Yes, you can freeze it, though it’s best enjoyed fresh. To freeze:

  1. Let the tortilla cool completely.

  2. Wrap tightly in plastic wrap and then in foil.

  3. Freeze for up to 1 month.

  4. Thaw in the fridge overnight and reheat gently.

Make-Ahead Tips

  • Cook the potatoes and onions a day in advance.

  • Let the finished tortilla rest at room temperature—great for entertaining!

  • Serve it chilled or room temperature for picnics or potlucks.

Nutritional Overview (Per Slice)

  • Calories: ~210

  • Protein: ~7g

  • Fat: ~14g

  • Carbs: ~16g

  • Fiber: ~2g

This is a nutritious, filling option—especially when paired with a fresh salad or sautéed greens.

FAQs

Do I Have to Use Onions?

Traditionalists debate this! Some insist on potatoes only, while others swear by the addition of onions (con cebolla). It’s up to you.

Can I Use Sweet Potatoes?

Yes! They add a sweet twist and work well with savory herbs or spices like paprika.

What Size Pan Should I Use?

An 8–10 inch nonstick pan works best for a thick, sliceable tortilla.

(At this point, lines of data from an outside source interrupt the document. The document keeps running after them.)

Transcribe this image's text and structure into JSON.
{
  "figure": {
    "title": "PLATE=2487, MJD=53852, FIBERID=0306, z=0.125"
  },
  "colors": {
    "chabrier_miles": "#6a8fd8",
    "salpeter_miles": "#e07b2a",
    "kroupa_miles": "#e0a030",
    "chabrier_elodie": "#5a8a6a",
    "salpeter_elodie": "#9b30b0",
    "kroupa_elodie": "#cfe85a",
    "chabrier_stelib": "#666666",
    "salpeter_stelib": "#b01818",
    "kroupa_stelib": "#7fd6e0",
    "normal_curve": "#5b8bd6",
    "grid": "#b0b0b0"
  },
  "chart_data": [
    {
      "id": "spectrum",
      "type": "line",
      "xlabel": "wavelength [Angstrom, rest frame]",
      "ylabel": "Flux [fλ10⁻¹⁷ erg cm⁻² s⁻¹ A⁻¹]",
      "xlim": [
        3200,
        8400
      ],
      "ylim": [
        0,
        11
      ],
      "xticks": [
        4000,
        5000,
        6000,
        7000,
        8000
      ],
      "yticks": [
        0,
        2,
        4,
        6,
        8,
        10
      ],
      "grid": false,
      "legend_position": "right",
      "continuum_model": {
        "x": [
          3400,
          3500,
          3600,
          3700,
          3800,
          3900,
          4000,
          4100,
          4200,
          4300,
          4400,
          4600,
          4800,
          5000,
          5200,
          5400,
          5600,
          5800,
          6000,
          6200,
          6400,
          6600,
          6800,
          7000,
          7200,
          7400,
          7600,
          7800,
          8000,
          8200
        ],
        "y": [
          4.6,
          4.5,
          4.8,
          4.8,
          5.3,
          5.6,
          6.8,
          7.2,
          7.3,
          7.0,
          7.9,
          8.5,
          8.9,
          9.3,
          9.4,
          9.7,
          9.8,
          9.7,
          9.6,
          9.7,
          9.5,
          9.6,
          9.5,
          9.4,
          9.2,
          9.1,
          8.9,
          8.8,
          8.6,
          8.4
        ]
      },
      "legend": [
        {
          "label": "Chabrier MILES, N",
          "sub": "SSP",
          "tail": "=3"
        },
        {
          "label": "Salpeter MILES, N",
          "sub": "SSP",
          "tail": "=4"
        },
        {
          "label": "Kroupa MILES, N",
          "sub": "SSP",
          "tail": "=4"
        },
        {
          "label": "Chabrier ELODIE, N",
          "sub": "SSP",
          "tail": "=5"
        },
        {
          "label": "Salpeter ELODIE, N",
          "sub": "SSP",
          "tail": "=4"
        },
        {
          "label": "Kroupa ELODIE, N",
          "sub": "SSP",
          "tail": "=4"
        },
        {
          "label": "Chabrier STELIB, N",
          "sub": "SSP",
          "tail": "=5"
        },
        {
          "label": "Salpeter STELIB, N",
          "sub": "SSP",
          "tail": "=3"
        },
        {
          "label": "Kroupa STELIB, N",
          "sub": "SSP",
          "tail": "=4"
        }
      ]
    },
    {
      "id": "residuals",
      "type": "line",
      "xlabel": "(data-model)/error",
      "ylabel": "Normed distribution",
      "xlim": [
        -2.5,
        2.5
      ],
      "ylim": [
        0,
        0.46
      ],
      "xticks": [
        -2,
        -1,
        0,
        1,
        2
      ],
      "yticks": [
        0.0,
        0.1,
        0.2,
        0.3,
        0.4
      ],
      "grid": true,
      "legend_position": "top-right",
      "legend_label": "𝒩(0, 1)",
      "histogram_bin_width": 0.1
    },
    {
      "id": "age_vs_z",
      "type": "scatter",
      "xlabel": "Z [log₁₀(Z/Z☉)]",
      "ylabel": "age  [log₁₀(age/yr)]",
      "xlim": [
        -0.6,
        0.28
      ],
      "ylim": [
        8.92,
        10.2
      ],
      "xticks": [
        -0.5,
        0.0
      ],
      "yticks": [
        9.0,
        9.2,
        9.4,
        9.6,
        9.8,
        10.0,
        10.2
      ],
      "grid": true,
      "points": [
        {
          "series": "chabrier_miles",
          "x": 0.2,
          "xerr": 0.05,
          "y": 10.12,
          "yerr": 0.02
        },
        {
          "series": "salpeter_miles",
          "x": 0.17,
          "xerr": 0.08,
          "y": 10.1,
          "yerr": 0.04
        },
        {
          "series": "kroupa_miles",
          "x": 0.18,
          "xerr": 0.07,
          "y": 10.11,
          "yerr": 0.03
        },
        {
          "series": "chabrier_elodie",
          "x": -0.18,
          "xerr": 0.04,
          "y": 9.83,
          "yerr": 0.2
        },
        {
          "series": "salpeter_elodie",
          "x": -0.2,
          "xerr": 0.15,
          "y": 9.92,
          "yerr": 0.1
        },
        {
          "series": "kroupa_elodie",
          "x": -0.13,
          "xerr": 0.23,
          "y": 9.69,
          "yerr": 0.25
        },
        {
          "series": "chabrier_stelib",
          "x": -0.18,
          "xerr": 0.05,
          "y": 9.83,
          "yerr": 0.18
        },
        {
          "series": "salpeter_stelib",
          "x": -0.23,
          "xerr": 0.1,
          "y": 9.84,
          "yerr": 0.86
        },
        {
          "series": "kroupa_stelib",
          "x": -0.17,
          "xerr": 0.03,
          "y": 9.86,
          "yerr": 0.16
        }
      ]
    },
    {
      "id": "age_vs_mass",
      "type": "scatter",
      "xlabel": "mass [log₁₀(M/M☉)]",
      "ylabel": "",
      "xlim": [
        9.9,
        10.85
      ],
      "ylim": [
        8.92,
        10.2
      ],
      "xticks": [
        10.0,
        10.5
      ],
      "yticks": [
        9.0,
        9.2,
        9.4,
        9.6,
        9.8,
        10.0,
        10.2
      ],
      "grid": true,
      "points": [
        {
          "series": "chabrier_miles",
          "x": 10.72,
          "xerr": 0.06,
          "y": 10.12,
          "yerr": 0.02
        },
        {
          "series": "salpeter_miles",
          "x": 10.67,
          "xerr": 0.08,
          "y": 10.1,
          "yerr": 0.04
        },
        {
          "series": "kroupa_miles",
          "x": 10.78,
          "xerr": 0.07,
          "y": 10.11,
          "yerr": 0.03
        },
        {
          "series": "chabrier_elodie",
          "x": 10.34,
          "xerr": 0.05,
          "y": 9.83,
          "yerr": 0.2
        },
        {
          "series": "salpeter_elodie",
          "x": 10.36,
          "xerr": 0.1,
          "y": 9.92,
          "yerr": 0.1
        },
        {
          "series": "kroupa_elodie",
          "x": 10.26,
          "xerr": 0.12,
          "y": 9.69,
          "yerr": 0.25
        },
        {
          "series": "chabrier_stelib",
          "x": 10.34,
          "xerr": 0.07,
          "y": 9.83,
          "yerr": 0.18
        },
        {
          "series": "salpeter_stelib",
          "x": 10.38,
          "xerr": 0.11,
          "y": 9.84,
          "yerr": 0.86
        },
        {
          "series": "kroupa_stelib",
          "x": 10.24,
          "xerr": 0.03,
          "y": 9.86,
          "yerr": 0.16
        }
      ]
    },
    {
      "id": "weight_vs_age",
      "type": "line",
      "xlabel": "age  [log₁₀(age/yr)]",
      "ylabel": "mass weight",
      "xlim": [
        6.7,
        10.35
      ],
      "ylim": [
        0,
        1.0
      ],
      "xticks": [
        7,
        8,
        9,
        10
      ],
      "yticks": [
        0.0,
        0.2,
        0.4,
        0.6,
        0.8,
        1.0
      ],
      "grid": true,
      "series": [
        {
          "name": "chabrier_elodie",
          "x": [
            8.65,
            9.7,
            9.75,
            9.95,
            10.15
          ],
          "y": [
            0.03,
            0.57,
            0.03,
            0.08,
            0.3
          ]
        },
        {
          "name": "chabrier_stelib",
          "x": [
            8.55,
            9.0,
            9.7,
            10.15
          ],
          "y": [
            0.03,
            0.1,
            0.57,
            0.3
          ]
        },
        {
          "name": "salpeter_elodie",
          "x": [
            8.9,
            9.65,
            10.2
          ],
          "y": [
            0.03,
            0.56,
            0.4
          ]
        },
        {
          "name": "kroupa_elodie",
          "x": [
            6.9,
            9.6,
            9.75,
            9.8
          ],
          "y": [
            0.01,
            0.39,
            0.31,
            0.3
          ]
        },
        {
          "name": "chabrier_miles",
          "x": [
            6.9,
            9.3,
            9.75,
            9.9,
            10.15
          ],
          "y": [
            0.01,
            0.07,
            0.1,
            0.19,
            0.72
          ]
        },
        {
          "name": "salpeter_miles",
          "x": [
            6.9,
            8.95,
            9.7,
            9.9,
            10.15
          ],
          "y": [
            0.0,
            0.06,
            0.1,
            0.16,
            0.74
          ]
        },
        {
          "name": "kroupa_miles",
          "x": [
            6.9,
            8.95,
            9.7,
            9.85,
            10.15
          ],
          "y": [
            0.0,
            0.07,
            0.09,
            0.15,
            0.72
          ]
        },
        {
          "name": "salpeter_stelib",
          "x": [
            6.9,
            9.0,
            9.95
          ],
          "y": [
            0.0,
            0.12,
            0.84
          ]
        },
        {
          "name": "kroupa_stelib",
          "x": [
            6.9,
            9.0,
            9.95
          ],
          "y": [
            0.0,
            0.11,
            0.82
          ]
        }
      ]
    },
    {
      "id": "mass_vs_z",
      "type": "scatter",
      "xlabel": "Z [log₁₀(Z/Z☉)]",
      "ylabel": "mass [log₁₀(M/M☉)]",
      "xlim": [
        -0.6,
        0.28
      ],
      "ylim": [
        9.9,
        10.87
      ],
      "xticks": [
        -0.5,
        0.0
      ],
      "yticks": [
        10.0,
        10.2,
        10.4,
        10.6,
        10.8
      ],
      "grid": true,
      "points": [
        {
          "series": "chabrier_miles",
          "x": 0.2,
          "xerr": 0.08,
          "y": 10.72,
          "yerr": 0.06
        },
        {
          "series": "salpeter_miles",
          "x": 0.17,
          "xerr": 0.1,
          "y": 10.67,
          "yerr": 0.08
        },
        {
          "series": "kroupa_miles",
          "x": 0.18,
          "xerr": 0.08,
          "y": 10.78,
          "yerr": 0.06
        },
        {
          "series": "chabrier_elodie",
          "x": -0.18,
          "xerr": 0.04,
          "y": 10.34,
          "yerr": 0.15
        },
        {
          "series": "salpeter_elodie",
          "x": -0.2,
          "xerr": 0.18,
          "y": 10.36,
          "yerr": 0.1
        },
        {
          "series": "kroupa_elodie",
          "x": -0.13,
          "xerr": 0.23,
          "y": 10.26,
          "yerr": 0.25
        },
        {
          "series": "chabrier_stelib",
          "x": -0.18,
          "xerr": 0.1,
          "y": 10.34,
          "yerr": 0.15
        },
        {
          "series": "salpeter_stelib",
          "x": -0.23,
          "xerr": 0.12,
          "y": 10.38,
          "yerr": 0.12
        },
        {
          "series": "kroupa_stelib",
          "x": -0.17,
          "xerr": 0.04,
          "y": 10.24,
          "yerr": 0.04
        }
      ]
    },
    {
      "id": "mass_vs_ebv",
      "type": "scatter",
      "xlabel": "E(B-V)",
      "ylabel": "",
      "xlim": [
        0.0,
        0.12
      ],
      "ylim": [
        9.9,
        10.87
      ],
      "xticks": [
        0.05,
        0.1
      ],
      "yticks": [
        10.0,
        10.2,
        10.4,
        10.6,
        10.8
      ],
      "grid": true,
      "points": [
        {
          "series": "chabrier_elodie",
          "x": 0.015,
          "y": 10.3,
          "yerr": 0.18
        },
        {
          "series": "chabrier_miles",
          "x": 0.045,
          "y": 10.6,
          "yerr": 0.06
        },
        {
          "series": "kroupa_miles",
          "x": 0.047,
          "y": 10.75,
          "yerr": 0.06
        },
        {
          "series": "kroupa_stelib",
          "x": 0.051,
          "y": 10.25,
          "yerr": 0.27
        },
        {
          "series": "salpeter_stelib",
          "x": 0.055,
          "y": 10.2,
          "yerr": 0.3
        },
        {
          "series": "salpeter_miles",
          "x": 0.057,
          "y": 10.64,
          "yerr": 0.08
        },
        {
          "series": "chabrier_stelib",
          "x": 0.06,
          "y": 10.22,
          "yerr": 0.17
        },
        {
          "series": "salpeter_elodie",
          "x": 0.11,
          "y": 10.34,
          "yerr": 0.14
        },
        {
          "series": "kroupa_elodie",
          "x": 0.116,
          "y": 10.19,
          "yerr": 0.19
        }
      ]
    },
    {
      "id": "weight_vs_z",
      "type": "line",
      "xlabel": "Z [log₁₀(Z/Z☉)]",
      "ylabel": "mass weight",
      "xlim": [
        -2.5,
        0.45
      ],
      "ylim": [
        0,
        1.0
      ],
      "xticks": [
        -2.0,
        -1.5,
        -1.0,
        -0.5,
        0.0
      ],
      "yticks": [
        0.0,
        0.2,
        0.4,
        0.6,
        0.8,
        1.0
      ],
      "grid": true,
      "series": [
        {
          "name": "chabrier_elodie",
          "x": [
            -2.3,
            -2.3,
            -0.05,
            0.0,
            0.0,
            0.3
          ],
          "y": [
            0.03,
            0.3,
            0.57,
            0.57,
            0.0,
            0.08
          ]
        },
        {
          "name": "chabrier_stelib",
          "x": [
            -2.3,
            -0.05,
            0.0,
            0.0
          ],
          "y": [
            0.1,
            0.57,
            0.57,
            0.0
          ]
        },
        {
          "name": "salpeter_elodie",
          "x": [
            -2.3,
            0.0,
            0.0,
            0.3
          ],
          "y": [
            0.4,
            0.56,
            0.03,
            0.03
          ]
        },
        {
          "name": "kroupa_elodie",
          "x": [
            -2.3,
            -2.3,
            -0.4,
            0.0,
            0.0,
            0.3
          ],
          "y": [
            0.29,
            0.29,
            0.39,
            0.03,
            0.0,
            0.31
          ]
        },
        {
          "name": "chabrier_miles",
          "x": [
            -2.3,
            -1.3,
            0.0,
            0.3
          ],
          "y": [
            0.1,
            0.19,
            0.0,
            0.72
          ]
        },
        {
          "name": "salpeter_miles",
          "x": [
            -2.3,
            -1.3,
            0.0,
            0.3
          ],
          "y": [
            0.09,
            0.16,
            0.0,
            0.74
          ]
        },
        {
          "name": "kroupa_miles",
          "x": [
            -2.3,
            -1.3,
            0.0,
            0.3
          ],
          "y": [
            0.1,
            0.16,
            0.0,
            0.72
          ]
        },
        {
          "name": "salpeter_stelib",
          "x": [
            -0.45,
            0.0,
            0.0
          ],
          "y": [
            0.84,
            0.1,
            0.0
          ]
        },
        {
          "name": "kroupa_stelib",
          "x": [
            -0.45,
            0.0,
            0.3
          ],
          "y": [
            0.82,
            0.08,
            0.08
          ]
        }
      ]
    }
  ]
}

How Do I Know When It’s Done?

The edges will pull away from the pan, and the middle should be set but still moist—not dry.

Can I Serve It Cold?

Absolutely. Many Spaniards prefer it at room temperature or cold from the fridge.

Conclusion

Tortilla Española is a timeless dish that’s both satisfying and simple. It celebrates everyday ingredients—potatoes, eggs, and onions—and transforms them into something elegant and full of flavor. Whether you’re cooking for family, entertaining guests, or just craving a hearty yet humble meal, this classic Spanish recipe never disappoints.

Once you master it, you’ll see why it’s been a cornerstone of Spanish cuisine for generations—and why every home cook should have it in their repertoire.